# Need a DigiCAM



## luckysmeg (Apr 26, 2009)

Hello Friends!

I want to buy a Digital camera for my personeel use.I don't have much knowledge about camerasm,But i want a good looking,with good features.

i had a look on some cameras.I found sony cybershot really cool,but my friend told to have a canon digicam.

We ended up with Canon powershot A2000IS,as cybershot doesn't offer zoom while shooting videos(except Sony T series)...
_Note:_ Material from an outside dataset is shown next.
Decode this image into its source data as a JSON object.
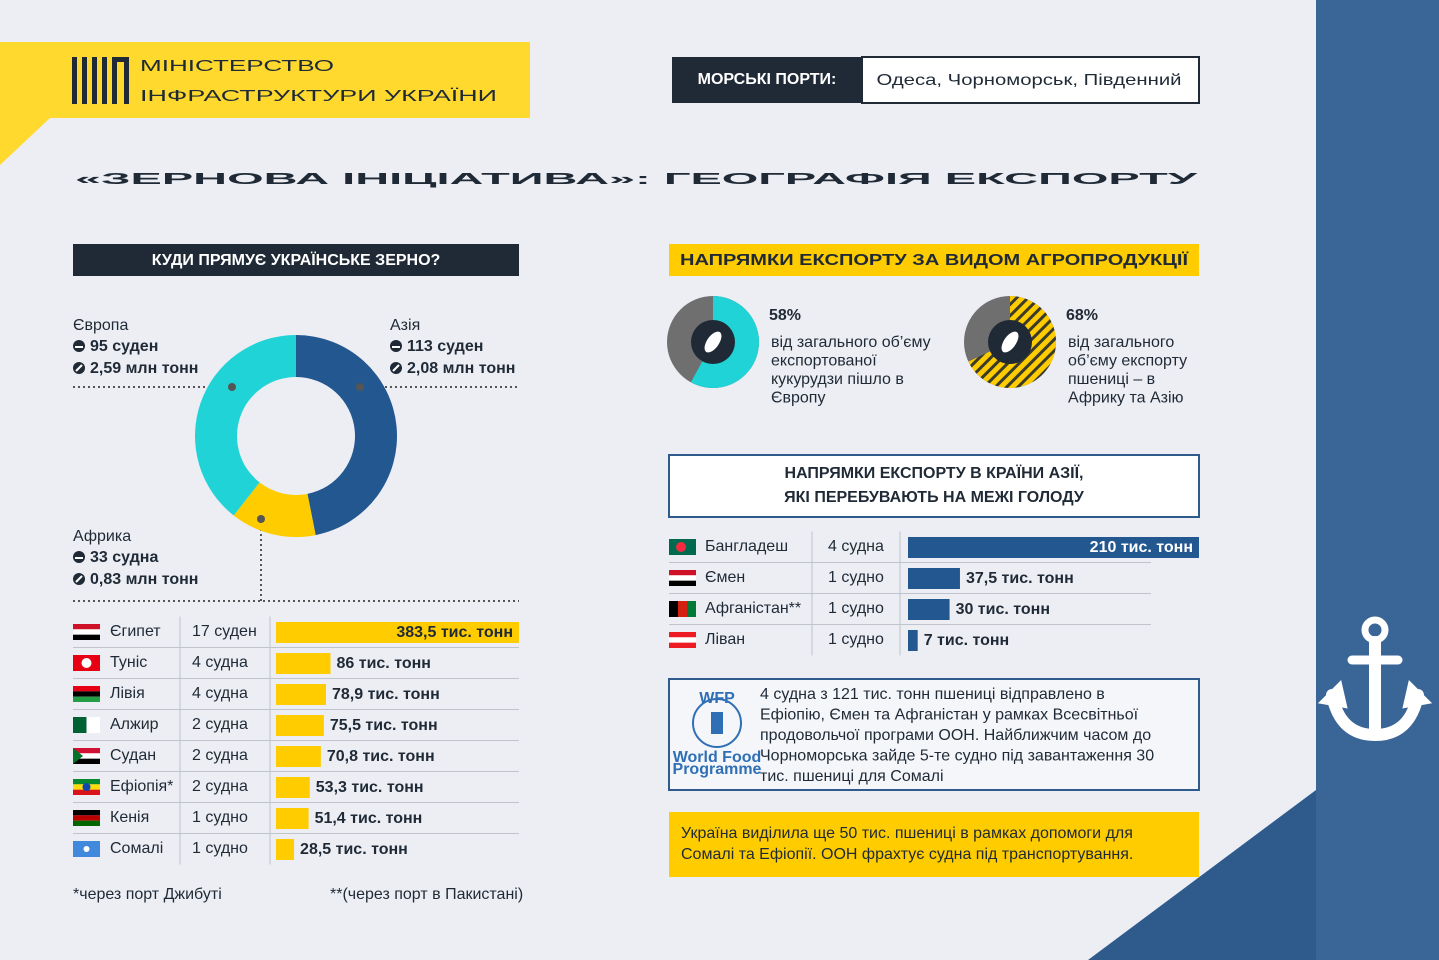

Anyways,can you pls suggest some good options,my budget is under 13k....

pls reply
Lokesh Chhabra


----------



## acewin (May 5, 2009)

Sony W220, A2000IS has zoome but overall sony is better IMO,

there are a few more cameras you can check out.
Like Nikon S550


----------



## amitash (May 5, 2009)

I too had a 13k budget in mind, but i found the nikon coolpix s710 for 14.3k and i went for that...Its 14.5 mpx and im loving it.


----------



## Ankit (May 5, 2009)

Why not sony t series... go for T77 will fir in your budget and if you are ready to purchase from grey market than even t90 or t500 will fit in your budget.


----------



## luckysmeg (May 6, 2009)

Got a Sony Cybershot W220,at last,its a 12.1 mp camera with some good features,,,but have one negative that i can not zoom while shooting a video...

if there are some more Goods and bads that you know pls tell....
guide to some of its features n all,i'll be trying it,...but i can miss something,....

thanx for your answers,hoping same in future posts..

Lokesh Chhabra


----------